Perdue Farms, Inc. Senior Information Security Analyst - Supplier Risk Management (REMOTE) in Baltimore, Maryland
Perdue Farms is a family-owned food and agriculture company heading into its second century of growth and innovation. We were founded on trust—a value that carries through everything we do. Perdue Foods is a leader in Premium Proteins and Perdue AgriBusiness ranks among the top US grain companies.
Perdue Farms is looking for a Sr. Information Security Analyst to run and enhance our supplier security risk program. In this role you will be responsible for identifying key suppliers and conducting supplier assessments for ensuring adequate protection of Perdue’s data. You will work closely with risk management, legal, procurement, and supplier managers to identity and mitigate security risk associated with suppliers.
This opportunity can be remote but the candidate MUST live within 4 hours of driving distance to Salisbury, MD. Ideal locations would be Baltimore/DC Metro Area, Philadelphia, Norfolk/Virginia Beach, or Richmond, VA. Must be able to travel to Corporate HQ as business needs arise.
Relocation will be offered should the candidate want to relocate to Salisbury, MD.
Principal and Essential Duties & Responsibilities
Enhance and run supplier security program to catalogue, assesses, track, and reduce risk associated with suppliers’ having Perdue’s data and systems access.
Manage distribution and perform review of supplier questionnaires and associated documentation (e.g. SOC 2 Type 2) in support of identifying and evaluating security risk.
Provide reporting of assessment findings and recommendations for improvement to supplier and internal business areas.
Assist with selecting and running a governance, risk and compliance (GRC) software platform for maintaining and supporting a supplier security program.
Monitor and track remediation activities to address weaknesses and issues discovered through security reviews or audits of vendors.
Assist with review of vendor security agreements, security exhibits, and contractual language for protecting Perdue’s data and systems involving suppliers.

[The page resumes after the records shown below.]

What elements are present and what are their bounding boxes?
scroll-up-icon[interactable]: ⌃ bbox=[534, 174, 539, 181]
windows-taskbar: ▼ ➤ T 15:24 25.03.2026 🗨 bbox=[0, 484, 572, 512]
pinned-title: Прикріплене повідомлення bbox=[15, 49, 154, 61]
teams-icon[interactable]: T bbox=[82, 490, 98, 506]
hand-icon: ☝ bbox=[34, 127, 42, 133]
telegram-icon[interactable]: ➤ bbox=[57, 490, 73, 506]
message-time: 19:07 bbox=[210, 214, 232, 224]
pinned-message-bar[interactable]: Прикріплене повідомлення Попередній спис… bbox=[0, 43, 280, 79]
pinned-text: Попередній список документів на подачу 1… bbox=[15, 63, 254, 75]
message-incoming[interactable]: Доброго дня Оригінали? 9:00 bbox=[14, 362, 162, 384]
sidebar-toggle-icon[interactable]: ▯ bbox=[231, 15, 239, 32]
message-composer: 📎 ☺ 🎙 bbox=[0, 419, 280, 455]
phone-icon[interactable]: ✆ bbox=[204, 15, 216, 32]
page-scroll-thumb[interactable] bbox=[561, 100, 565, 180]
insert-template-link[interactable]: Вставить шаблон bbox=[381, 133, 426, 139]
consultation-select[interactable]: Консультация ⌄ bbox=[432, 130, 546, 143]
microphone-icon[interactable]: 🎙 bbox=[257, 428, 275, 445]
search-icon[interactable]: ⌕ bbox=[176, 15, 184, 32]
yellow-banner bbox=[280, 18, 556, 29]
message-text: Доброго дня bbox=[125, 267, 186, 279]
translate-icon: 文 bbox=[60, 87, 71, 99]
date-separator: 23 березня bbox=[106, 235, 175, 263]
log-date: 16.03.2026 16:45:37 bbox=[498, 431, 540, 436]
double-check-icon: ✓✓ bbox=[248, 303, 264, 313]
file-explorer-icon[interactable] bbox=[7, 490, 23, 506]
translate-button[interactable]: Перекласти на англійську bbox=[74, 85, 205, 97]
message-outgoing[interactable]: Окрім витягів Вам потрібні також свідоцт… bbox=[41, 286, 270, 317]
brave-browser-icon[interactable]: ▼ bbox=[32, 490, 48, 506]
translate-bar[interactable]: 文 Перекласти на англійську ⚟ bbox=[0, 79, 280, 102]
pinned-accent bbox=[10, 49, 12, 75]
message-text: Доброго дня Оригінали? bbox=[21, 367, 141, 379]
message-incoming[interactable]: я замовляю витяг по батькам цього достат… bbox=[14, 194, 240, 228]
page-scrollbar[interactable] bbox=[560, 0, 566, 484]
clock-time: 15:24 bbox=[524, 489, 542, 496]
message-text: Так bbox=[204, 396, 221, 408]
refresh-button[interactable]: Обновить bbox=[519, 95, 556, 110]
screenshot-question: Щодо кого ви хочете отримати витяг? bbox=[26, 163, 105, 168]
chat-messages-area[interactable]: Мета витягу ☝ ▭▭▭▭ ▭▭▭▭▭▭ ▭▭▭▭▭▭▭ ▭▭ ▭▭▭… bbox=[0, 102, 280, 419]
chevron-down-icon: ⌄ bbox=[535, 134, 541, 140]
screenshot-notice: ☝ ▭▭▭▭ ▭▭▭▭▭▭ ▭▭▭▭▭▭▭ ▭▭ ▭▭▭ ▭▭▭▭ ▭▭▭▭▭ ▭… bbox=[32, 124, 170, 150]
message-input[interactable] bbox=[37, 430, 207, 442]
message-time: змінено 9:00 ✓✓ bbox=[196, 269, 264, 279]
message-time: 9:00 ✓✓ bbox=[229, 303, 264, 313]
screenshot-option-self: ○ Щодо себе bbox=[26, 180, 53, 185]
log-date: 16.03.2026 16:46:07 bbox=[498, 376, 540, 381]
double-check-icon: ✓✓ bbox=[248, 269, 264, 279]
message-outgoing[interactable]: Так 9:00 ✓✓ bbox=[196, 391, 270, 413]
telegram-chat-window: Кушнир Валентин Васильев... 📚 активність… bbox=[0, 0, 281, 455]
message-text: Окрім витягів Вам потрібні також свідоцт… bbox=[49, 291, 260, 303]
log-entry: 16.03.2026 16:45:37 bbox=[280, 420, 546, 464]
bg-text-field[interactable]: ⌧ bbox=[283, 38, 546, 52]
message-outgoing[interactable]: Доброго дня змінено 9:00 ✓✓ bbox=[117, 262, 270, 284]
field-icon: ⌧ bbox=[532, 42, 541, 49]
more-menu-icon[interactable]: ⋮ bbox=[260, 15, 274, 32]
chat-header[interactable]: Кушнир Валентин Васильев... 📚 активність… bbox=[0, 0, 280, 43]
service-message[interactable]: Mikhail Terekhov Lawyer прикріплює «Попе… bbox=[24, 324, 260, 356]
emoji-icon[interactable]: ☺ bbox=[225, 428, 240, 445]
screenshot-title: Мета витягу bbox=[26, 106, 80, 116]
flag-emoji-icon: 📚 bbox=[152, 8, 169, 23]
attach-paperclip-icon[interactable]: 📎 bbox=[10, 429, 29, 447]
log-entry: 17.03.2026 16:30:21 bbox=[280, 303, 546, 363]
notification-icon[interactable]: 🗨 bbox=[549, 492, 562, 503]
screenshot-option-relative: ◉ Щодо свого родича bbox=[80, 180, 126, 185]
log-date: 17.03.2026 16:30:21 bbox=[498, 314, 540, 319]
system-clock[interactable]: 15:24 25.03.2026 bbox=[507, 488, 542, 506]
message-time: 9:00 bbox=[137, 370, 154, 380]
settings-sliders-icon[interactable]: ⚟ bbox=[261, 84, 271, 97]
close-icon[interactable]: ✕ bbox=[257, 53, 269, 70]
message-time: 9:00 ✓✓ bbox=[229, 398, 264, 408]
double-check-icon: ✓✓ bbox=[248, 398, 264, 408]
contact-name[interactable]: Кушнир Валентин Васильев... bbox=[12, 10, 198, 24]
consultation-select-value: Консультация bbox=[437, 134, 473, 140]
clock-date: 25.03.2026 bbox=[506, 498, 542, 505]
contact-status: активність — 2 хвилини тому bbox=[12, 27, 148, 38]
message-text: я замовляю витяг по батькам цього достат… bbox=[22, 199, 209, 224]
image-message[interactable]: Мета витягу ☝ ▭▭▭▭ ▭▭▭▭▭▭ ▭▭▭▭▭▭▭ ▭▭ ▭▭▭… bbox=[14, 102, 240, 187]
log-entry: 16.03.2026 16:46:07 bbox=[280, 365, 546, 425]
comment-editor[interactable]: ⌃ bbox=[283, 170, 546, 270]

Maintain visibility and address supplier breach notifications with Perdue’s Incident Response team to understanding impact and mitigations.
Minimum Education and Experience
Bachelor’s degree in Information Systems, Cyber Security, Computer Science or related discipline is preferred, however, equivalent years of experience may be considered in lieu of educational requirements.
A minimum of five (5) years of Information Technology experience, with at least three (3) years within Information Security.
Understanding of industry control frameworks and standards, NIST CSF, NIST 800, ISO 27000, CIS, PCI-DSS.
Knowledge of common security risks, vulnerabilities, and threats.
Able to conduct risk analysis, provide guidance on risk treatment.
Able to discuss issues at technical and business levels with audiences of various backgrounds.
Preferred Certifications: CISSP, CRISC, CISM and/or CISA•
Excellent interpersonal skills, self-confident, motivated, and capable of working with limited supervision.
A critical problem solver, detailed oriented, and self-starter with a passion for constant learning and improvement.
Able to communicate relevant information clearly and concisely, both verbally and in writing.
Have great people skills and able to flourish under pressure and ambiguity in a fast-paced team environment.
Perdue Farms, Inc. is an Equal Opportunity / Affirmative Action employer. All qualified applicants will receive consideration for employment without regard to race, color, religion, sex, sexual orientation, gender identity, national origin, disability, or protected veteran status.